Itu baru dari ketiga pihak swasta yang berkaitan dengan iklan. Belum termasuk yang mengurusi industri dan perdagangan. Jelas akan mengalami penolakan juga. 

Bea dan Cukai Ikut Mempertanyakan Kemasan Polos

Adapun kemasan polos (plain packaging) juga dipertanyakan oleh bea dan cukai. Alasan mereka mempertanyakan hal tersebut karena sulit membedakan mana yang legal dan ilegal. Padahal, itu bagian dari pengawasan.

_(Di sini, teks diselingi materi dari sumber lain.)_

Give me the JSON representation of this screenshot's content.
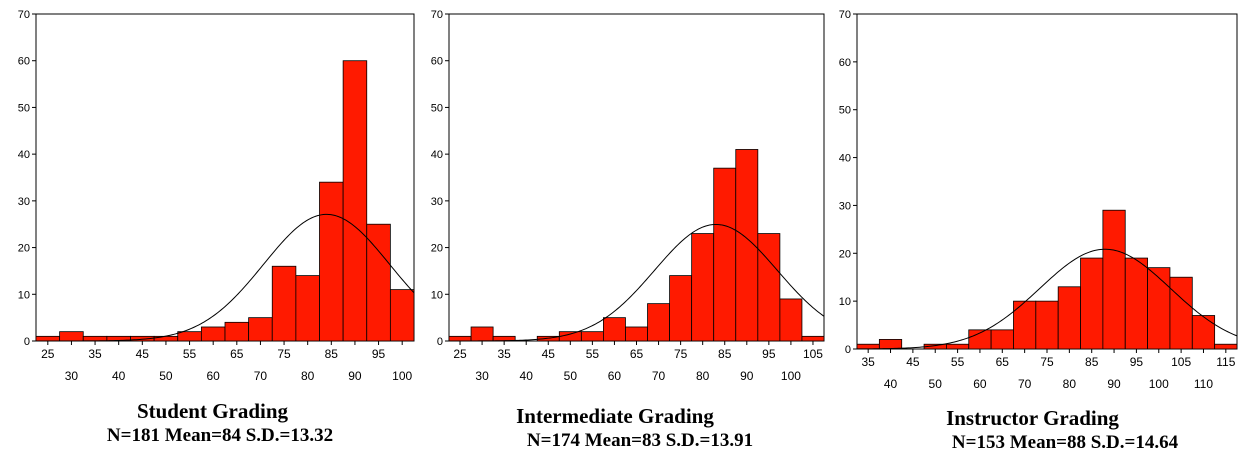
{
  "chart_data": [
    {
      "type": "bar",
      "title": "Student Grading",
      "subtitle": "N=181 Mean=84 S.D.=13.32",
      "bin_width": 5,
      "bins": [
        25,
        30,
        35,
        40,
        45,
        50,
        55,
        60,
        65,
        70,
        75,
        80,
        85,
        90,
        95,
        100
      ],
      "values": [
        1,
        2,
        1,
        1,
        1,
        1,
        2,
        3,
        4,
        5,
        16,
        14,
        34,
        60,
        25,
        11
      ],
      "x_ticks_top": [
        "25",
        "35",
        "45",
        "55",
        "65",
        "75",
        "85",
        "95"
      ],
      "x_ticks_bottom": [
        "30",
        "40",
        "50",
        "60",
        "70",
        "80",
        "90",
        "100"
      ],
      "y_ticks": [
        "0",
        "10",
        "20",
        "30",
        "40",
        "50",
        "60",
        "70"
      ],
      "ylim": [
        0,
        70
      ],
      "normal_curve": {
        "mean": 84,
        "sd": 13.32,
        "n": 181
      },
      "bar_color": "#ff1a00"
    },
    {
      "type": "bar",
      "title": "Intermediate Grading",
      "subtitle": "N=174 Mean=83 S.D.=13.91",
      "bin_width": 5,
      "bins": [
        25,
        30,
        35,
        40,
        45,
        50,
        55,
        60,
        65,
        70,
        75,
        80,
        85,
        90,
        95,
        100,
        105
      ],
      "values": [
        1,
        3,
        1,
        0,
        1,
        2,
        2,
        5,
        3,
        8,
        14,
        23,
        37,
        41,
        23,
        9,
        1
      ],
      "x_ticks_top": [
        "25",
        "35",
        "45",
        "55",
        "65",
        "75",
        "85",
        "95",
        "105"
      ],
      "x_ticks_bottom": [
        "30",
        "40",
        "50",
        "60",
        "70",
        "80",
        "90",
        "100"
      ],
      "y_ticks": [
        "0",
        "10",
        "20",
        "30",
        "40",
        "50",
        "60",
        "70"
      ],
      "ylim": [
        0,
        70
      ],
      "normal_curve": {
        "mean": 83,
        "sd": 13.91,
        "n": 174
      },
      "bar_color": "#ff1a00"
    },
    {
      "type": "bar",
      "title": "Instructor Grading",
      "subtitle": "N=153 Mean=88 S.D.=14.64",
      "bin_width": 5,
      "bins": [
        35,
        40,
        45,
        50,
        55,
        60,
        65,
        70,
        75,
        80,
        85,
        90,
        95,
        100,
        105,
        110,
        115
      ],
      "values": [
        1,
        2,
        0,
        1,
        1,
        4,
        4,
        10,
        10,
        13,
        19,
        29,
        19,
        17,
        15,
        7,
        1
      ],
      "x_ticks_top": [
        "35",
        "45",
        "55",
        "65",
        "75",
        "85",
        "95",
        "105",
        "115"
      ],
      "x_ticks_bottom": [
        "40",
        "50",
        "60",
        "70",
        "80",
        "90",
        "100",
        "110"
      ],
      "y_ticks": [
        "0",
        "10",
        "20",
        "30",
        "40",
        "50",
        "60",
        "70"
      ],
      "ylim": [
        0,
        70
      ],
      "normal_curve": {
        "mean": 88,
        "sd": 14.64,
        "n": 153
      },
      "bar_color": "#ff1a00"
    }
  ]
}
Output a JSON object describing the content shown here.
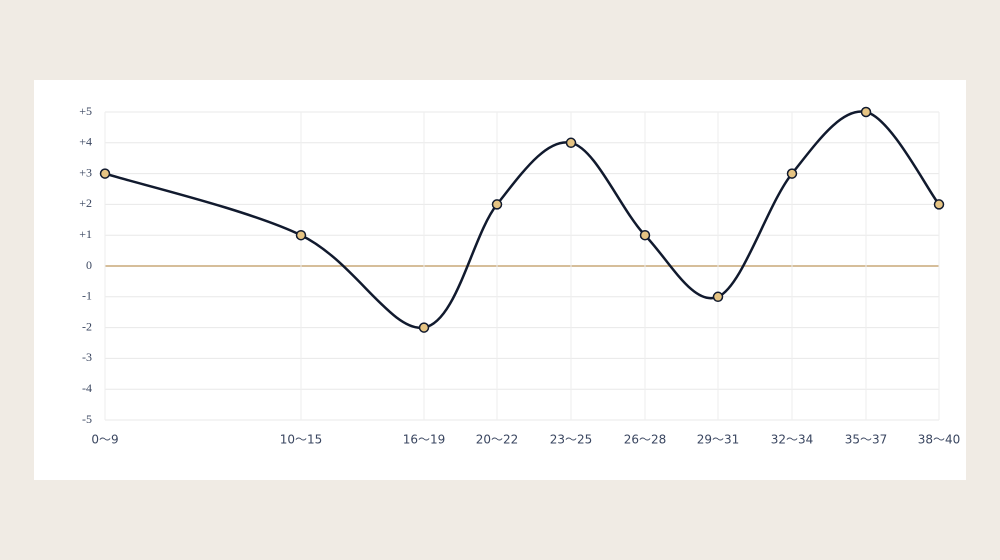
{
  "chart_data": {
    "type": "line",
    "categories": [
      "0〜9",
      "10〜15",
      "16〜19",
      "20〜22",
      "23〜25",
      "26〜28",
      "29〜31",
      "32〜34",
      "35〜37",
      "38〜40"
    ],
    "values": [
      3,
      1,
      -2,
      2,
      4,
      1,
      -1,
      3,
      5,
      2
    ],
    "color": "#111a2e",
    "marker_color": "#e6c483",
    "zero_line_color": "#c8a878",
    "ylim": [
      -5,
      5
    ],
    "yticks": [
      {
        "value": -5,
        "label": "-5"
      },
      {
        "value": -4,
        "label": "-4"
      },
      {
        "value": -3,
        "label": "-3"
      },
      {
        "value": -2,
        "label": "-2"
      },
      {
        "value": -1,
        "label": "-1"
      },
      0,
      {
        "value": 1,
        "label": "+1"
      },
      {
        "value": 2,
        "label": "+2"
      },
      {
        "value": 3,
        "label": "+3"
      },
      {
        "value": 4,
        "label": "+4"
      },
      {
        "value": 5,
        "label": "+5"
      }
    ],
    "grid": true
  }
}
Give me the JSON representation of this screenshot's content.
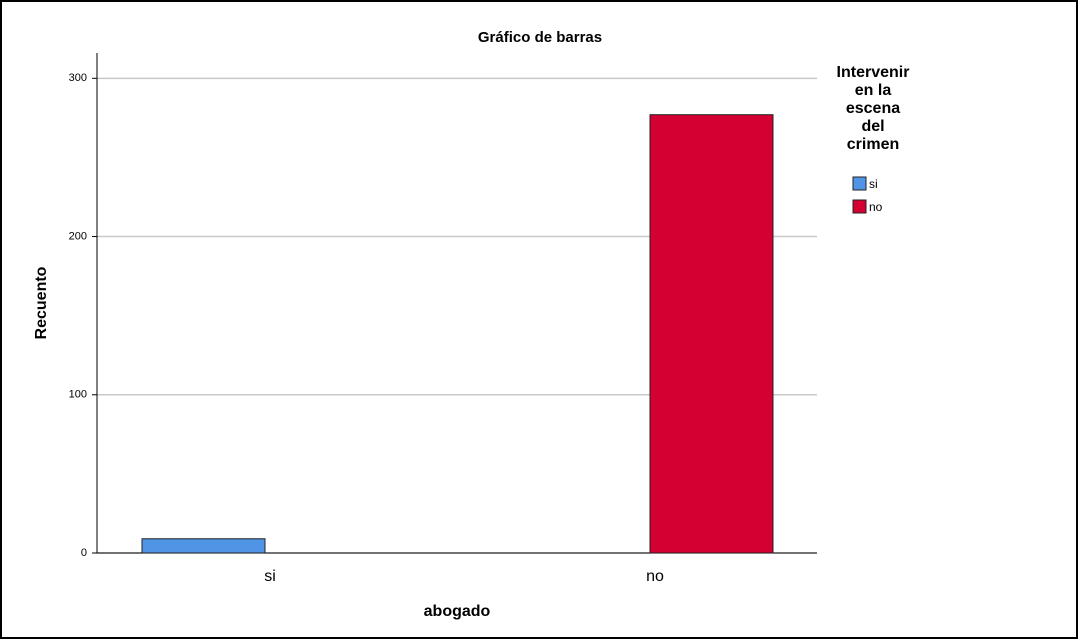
{
  "chart_data": {
    "type": "bar",
    "title": "Gráfico de barras",
    "x_label": "abogado",
    "y_label": "Recuento",
    "categories": [
      "si",
      "no"
    ],
    "legend_title": [
      "Intervenir",
      "en la",
      "escena",
      "del",
      "crimen"
    ],
    "series": [
      {
        "name": "si",
        "color": "#5094e6",
        "values": [
          9,
          0
        ]
      },
      {
        "name": "no",
        "color": "#d50032",
        "values": [
          0,
          277
        ]
      }
    ],
    "ylim": [
      0,
      316
    ],
    "yticks": [
      0,
      100,
      200,
      300
    ],
    "grid": true,
    "legend": "right"
  }
}
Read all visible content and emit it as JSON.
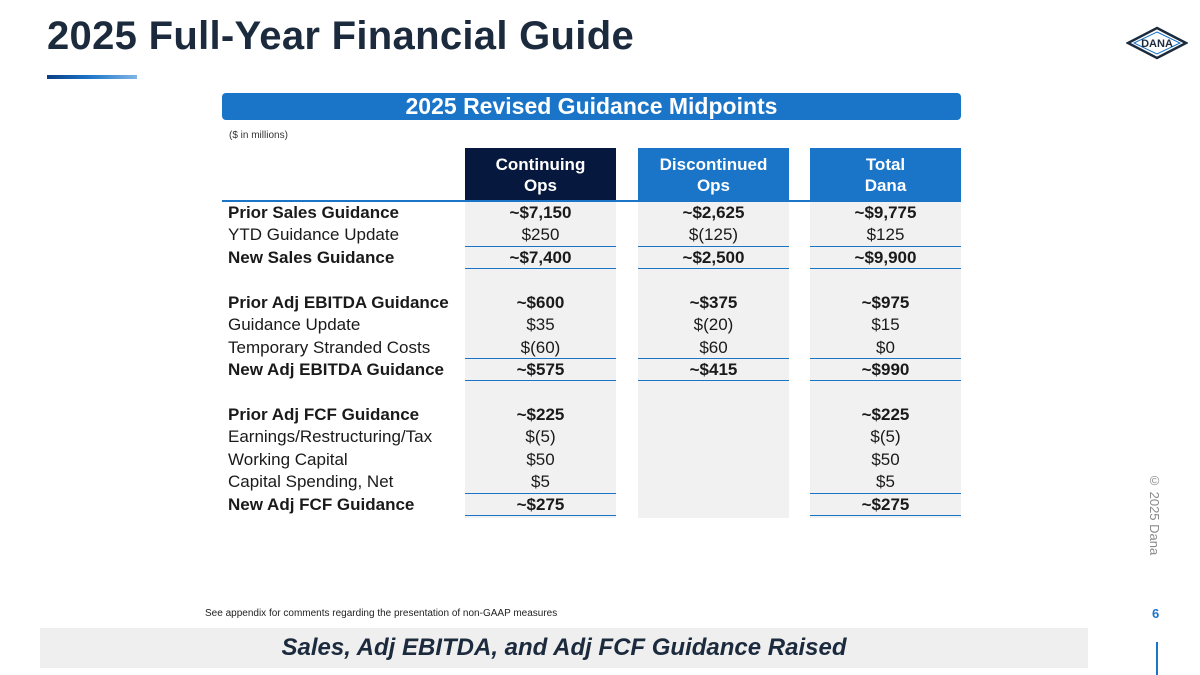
{
  "title": "2025 Full-Year Financial Guide",
  "logo_text": "DANA",
  "banner": "2025 Revised Guidance Midpoints",
  "units_note": "($ in millions)",
  "columns": [
    {
      "line1": "Continuing",
      "line2": "Ops"
    },
    {
      "line1": "Discontinued",
      "line2": "Ops"
    },
    {
      "line1": "Total",
      "line2": "Dana"
    }
  ],
  "rows": [
    {
      "label": "Prior Sales Guidance",
      "c1": "~$7,150",
      "c2": "~$2,625",
      "c3": "~$9,775"
    },
    {
      "label": "YTD Guidance Update",
      "c1": "$250",
      "c2": "$(125)",
      "c3": "$125"
    },
    {
      "label": "New Sales Guidance",
      "c1": "~$7,400",
      "c2": "~$2,500",
      "c3": "~$9,900"
    },
    {
      "label": "Prior Adj EBITDA Guidance",
      "c1": "~$600",
      "c2": "~$375",
      "c3": "~$975"
    },
    {
      "label": "Guidance Update",
      "c1": "$35",
      "c2": "$(20)",
      "c3": "$15"
    },
    {
      "label": "Temporary Stranded Costs",
      "c1": "$(60)",
      "c2": "$60",
      "c3": "$0"
    },
    {
      "label": "New Adj EBITDA Guidance",
      "c1": "~$575",
      "c2": "~$415",
      "c3": "~$990"
    },
    {
      "label": "Prior Adj FCF Guidance",
      "c1": "~$225",
      "c2": "",
      "c3": "~$225"
    },
    {
      "label": "Earnings/Restructuring/Tax",
      "c1": "$(5)",
      "c2": "",
      "c3": "$(5)"
    },
    {
      "label": "Working Capital",
      "c1": "$50",
      "c2": "",
      "c3": "$50"
    },
    {
      "label": "Capital Spending, Net",
      "c1": "$5",
      "c2": "",
      "c3": "$5"
    },
    {
      "label": "New Adj FCF Guidance",
      "c1": "~$275",
      "c2": "",
      "c3": "~$275"
    }
  ],
  "footnote": "See appendix for comments regarding the presentation of non-GAAP measures",
  "page_number": "6",
  "copyright": "© 2025 Dana",
  "takeaway": "Sales, Adj EBITDA, and Adj FCF Guidance Raised",
  "colors": {
    "accent_blue": "#1a74c8",
    "dark_navy": "#06183d",
    "title": "#1c2a3d"
  }
}
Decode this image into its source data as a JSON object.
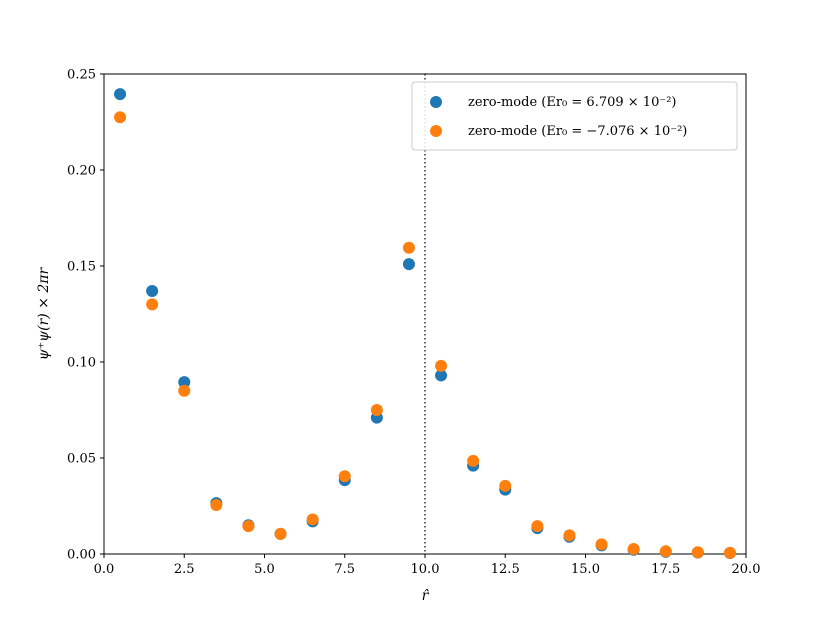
{
  "chart_data": {
    "type": "scatter",
    "title": "",
    "xlabel": "r̂",
    "ylabel": "ψ⁺ψ(r) × 2πr",
    "xlim": [
      0,
      20
    ],
    "ylim": [
      0,
      0.25
    ],
    "xticks": [
      0,
      2.5,
      5,
      7.5,
      10,
      12.5,
      15,
      17.5,
      20
    ],
    "xtick_labels": [
      "0.0",
      "2.5",
      "5.0",
      "7.5",
      "10.0",
      "12.5",
      "15.0",
      "17.5",
      "20.0"
    ],
    "yticks": [
      0,
      0.05,
      0.1,
      0.15,
      0.2,
      0.25
    ],
    "ytick_labels": [
      "0.00",
      "0.05",
      "0.10",
      "0.15",
      "0.20",
      "0.25"
    ],
    "grid": false,
    "legend_position": "top-right",
    "vline": {
      "x": 10,
      "style": "dotted"
    },
    "series": [
      {
        "name": "zero-mode (Er₀ = 6.709 × 10⁻²)",
        "color": "#1f77b4",
        "x": [
          0.5,
          1.5,
          2.5,
          3.5,
          4.5,
          5.5,
          6.5,
          7.5,
          8.5,
          9.5,
          10.5,
          11.5,
          12.5,
          13.5,
          14.5,
          15.5,
          16.5,
          17.5,
          18.5,
          19.5
        ],
        "values": [
          0.2395,
          0.137,
          0.0895,
          0.0265,
          0.015,
          0.0105,
          0.017,
          0.0385,
          0.071,
          0.151,
          0.093,
          0.046,
          0.0335,
          0.0135,
          0.009,
          0.0045,
          0.0022,
          0.0012,
          0.0008,
          0.0005
        ]
      },
      {
        "name": "zero-mode (Er₀ = −7.076 × 10⁻²)",
        "color": "#ff7f0e",
        "x": [
          0.5,
          1.5,
          2.5,
          3.5,
          4.5,
          5.5,
          6.5,
          7.5,
          8.5,
          9.5,
          10.5,
          11.5,
          12.5,
          13.5,
          14.5,
          15.5,
          16.5,
          17.5,
          18.5,
          19.5
        ],
        "values": [
          0.2275,
          0.13,
          0.085,
          0.0255,
          0.0145,
          0.0105,
          0.018,
          0.0405,
          0.075,
          0.1595,
          0.098,
          0.0485,
          0.0355,
          0.0145,
          0.0097,
          0.005,
          0.0026,
          0.0014,
          0.0009,
          0.0006
        ]
      }
    ]
  }
}
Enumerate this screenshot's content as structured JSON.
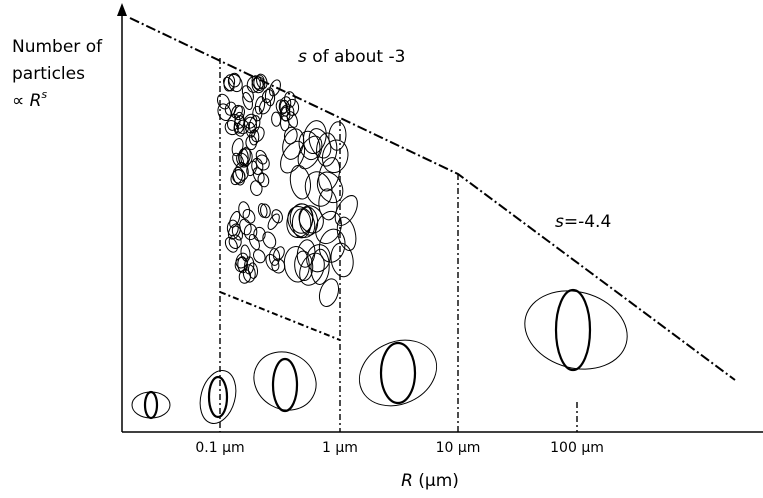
{
  "y_axis": {
    "line1": "Number of",
    "line2": "particles",
    "prefix": "∝ ",
    "symbol": "R",
    "exponent": "s"
  },
  "x_axis": {
    "symbol": "R",
    "unit": " (μm)",
    "ticks": [
      "0.1 μm",
      "1 μm",
      "10 μm",
      "100 μm"
    ]
  },
  "annotations": [
    {
      "symbol": "s",
      "text": " of about -3"
    },
    {
      "symbol": "s",
      "text": "=-4.4"
    }
  ]
}
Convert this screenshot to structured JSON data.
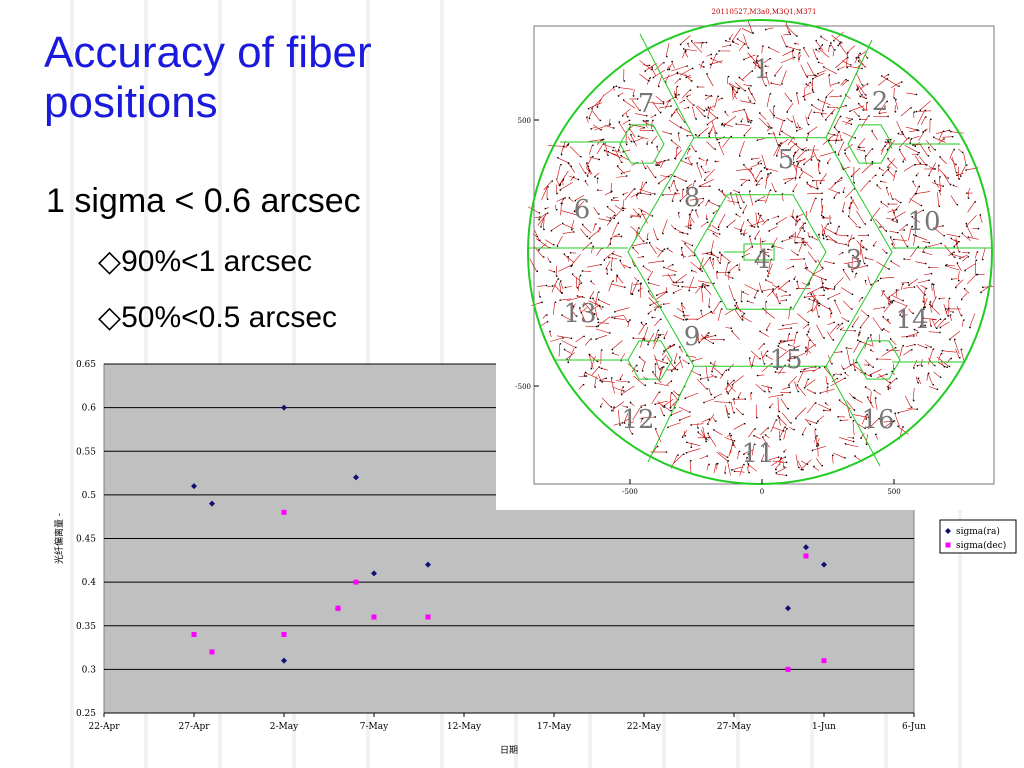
{
  "slide": {
    "title": "Accuracy of fiber positions",
    "bullets": [
      "1 sigma < 0.6 arcsec",
      "◇90%<1 arcsec",
      "◇50%<0.5 arcsec"
    ]
  },
  "inset": {
    "header": "20110527,M3a0,M3Q1,M371",
    "axis_ticks_x": [
      "-500",
      "0",
      "500"
    ],
    "axis_ticks_y": [
      "500",
      "-500"
    ],
    "unit_labels": [
      "1",
      "2",
      "3",
      "4",
      "5",
      "6",
      "7",
      "8",
      "9",
      "10",
      "11",
      "12",
      "13",
      "14",
      "15",
      "16"
    ]
  },
  "colors": {
    "title": "#1a1adc",
    "ra": "#101070",
    "dec": "#ff00ff",
    "plot_bg": "#c0c0c0",
    "boundary": "#22cc22",
    "vectors": "#cc0000"
  },
  "chart_data": {
    "type": "scatter",
    "title": "",
    "xlabel": "日期",
    "ylabel": "光纤偏离量 -",
    "x_tick_labels": [
      "22-Apr",
      "27-Apr",
      "2-May",
      "7-May",
      "12-May",
      "17-May",
      "22-May",
      "27-May",
      "1-Jun",
      "6-Jun"
    ],
    "y_tick_labels": [
      "0.65",
      "0.6",
      "0.55",
      "0.5",
      "0.45",
      "0.4",
      "0.35",
      "0.3",
      "0.25"
    ],
    "ylim": [
      0.25,
      0.65
    ],
    "x_range_days": [
      "22-Apr",
      "6-Jun"
    ],
    "grid": "horizontal",
    "legend_position": "right",
    "series": [
      {
        "name": "sigma(ra)",
        "marker": "diamond",
        "points": [
          {
            "x": "27-Apr",
            "y": 0.51
          },
          {
            "x": "28-Apr",
            "y": 0.49
          },
          {
            "x": "2-May",
            "y": 0.6
          },
          {
            "x": "2-May",
            "y": 0.31
          },
          {
            "x": "5-May",
            "y": 0.37
          },
          {
            "x": "6-May",
            "y": 0.52
          },
          {
            "x": "7-May",
            "y": 0.41
          },
          {
            "x": "10-May",
            "y": 0.42
          },
          {
            "x": "30-May",
            "y": 0.37
          },
          {
            "x": "31-May",
            "y": 0.44
          },
          {
            "x": "1-Jun",
            "y": 0.42
          }
        ]
      },
      {
        "name": "sigma(dec)",
        "marker": "square",
        "points": [
          {
            "x": "27-Apr",
            "y": 0.34
          },
          {
            "x": "28-Apr",
            "y": 0.32
          },
          {
            "x": "2-May",
            "y": 0.48
          },
          {
            "x": "2-May",
            "y": 0.34
          },
          {
            "x": "5-May",
            "y": 0.37
          },
          {
            "x": "6-May",
            "y": 0.4
          },
          {
            "x": "7-May",
            "y": 0.36
          },
          {
            "x": "10-May",
            "y": 0.36
          },
          {
            "x": "30-May",
            "y": 0.3
          },
          {
            "x": "31-May",
            "y": 0.43
          },
          {
            "x": "1-Jun",
            "y": 0.31
          }
        ]
      }
    ]
  }
}
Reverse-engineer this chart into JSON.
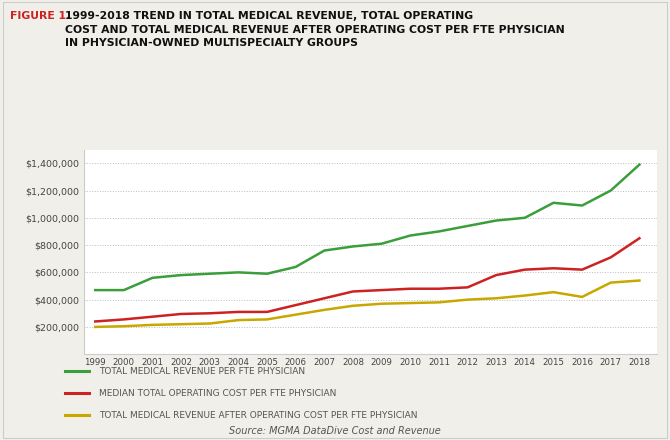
{
  "years": [
    1999,
    2000,
    2001,
    2002,
    2003,
    2004,
    2005,
    2006,
    2007,
    2008,
    2009,
    2010,
    2011,
    2012,
    2013,
    2014,
    2015,
    2016,
    2017,
    2018
  ],
  "total_medical_revenue": [
    470000,
    470000,
    560000,
    580000,
    590000,
    600000,
    590000,
    640000,
    760000,
    790000,
    810000,
    870000,
    900000,
    940000,
    980000,
    1000000,
    1110000,
    1090000,
    1200000,
    1390000
  ],
  "median_operating_cost": [
    240000,
    255000,
    275000,
    295000,
    300000,
    310000,
    310000,
    360000,
    410000,
    460000,
    470000,
    480000,
    480000,
    490000,
    580000,
    620000,
    630000,
    620000,
    710000,
    850000
  ],
  "revenue_after_cost": [
    200000,
    205000,
    215000,
    220000,
    225000,
    250000,
    255000,
    290000,
    325000,
    355000,
    370000,
    375000,
    380000,
    400000,
    410000,
    430000,
    455000,
    420000,
    525000,
    540000
  ],
  "colors": {
    "revenue": "#3a9e3a",
    "cost": "#cc2222",
    "after_cost": "#c8a800"
  },
  "ylim": [
    0,
    1500000
  ],
  "yticks": [
    200000,
    400000,
    600000,
    800000,
    1000000,
    1200000,
    1400000
  ],
  "figure_label": "FIGURE 1.",
  "title_rest": "1999-2018 TREND IN TOTAL MEDICAL REVENUE, TOTAL OPERATING\nCOST AND TOTAL MEDICAL REVENUE AFTER OPERATING COST PER FTE PHYSICIAN\nIN PHYSICIAN-OWNED MULTISPECIALTY GROUPS",
  "legend": [
    "TOTAL MEDICAL REVENUE PER FTE PHYSICIAN",
    "MEDIAN TOTAL OPERATING COST PER FTE PHYSICIAN",
    "TOTAL MEDICAL REVENUE AFTER OPERATING COST PER FTE PHYSICIAN"
  ],
  "source": "Source: MGMA DataDive Cost and Revenue",
  "bg_color": "#f0efea",
  "chart_bg": "#ffffff",
  "legend_bg": "#e8e8e2"
}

“Kita tidak bisa kasat mata membedakan jenis dan rokoknya, apalagi nanti isinya yang kemudian itu menjadi deteksi awal kita dari jenis kemasan yang sudah ada saat ini,” ujar Direktur Jenderal Bea dan Cukai Kementerian Keuangan, Askolani.

Apalagi Kemenkes berencana untuk tidak membolehkan informasi kesehatan baik berupa tulisan maupun gambar tertutupi oleh hal lain. Nah, informasi kesehatan, nantinya tidak hanya di samping kanan dan kiri melainkan juga bagian depan dan belakang. Bahkan, untuk samping kanan dan kiri masih akan ditambahkan peringatan informasi kesehatan. 

Hal ini jelas merugikan bagi Bea dan Cukai. Mengapa begitu? Karena mereka akan kesulitan menempatkan pita cukai. Padahal seperti Sigaret Kretek Tangan (SKT), penempatan pita cukainya berada di antara pembuka dan badan kemasan rokok. Jika tidak boleh ditempatkan di situ, akan ditaruh di mana pita cukainya?

Artinya, Kemenkes sedang ingin melawan “negara”. Kemenkes harus sadar bahwa negara masih sangat bergantung penerimaan negara dari sebatang rokok. Alasan bahwa Kemenkes ingin menurunkan prevalensi perokok melalui aturan R-Permenkes tidak relevan. Yang ada, Kemenkes hanya ingin menghamba kepada pihak asing.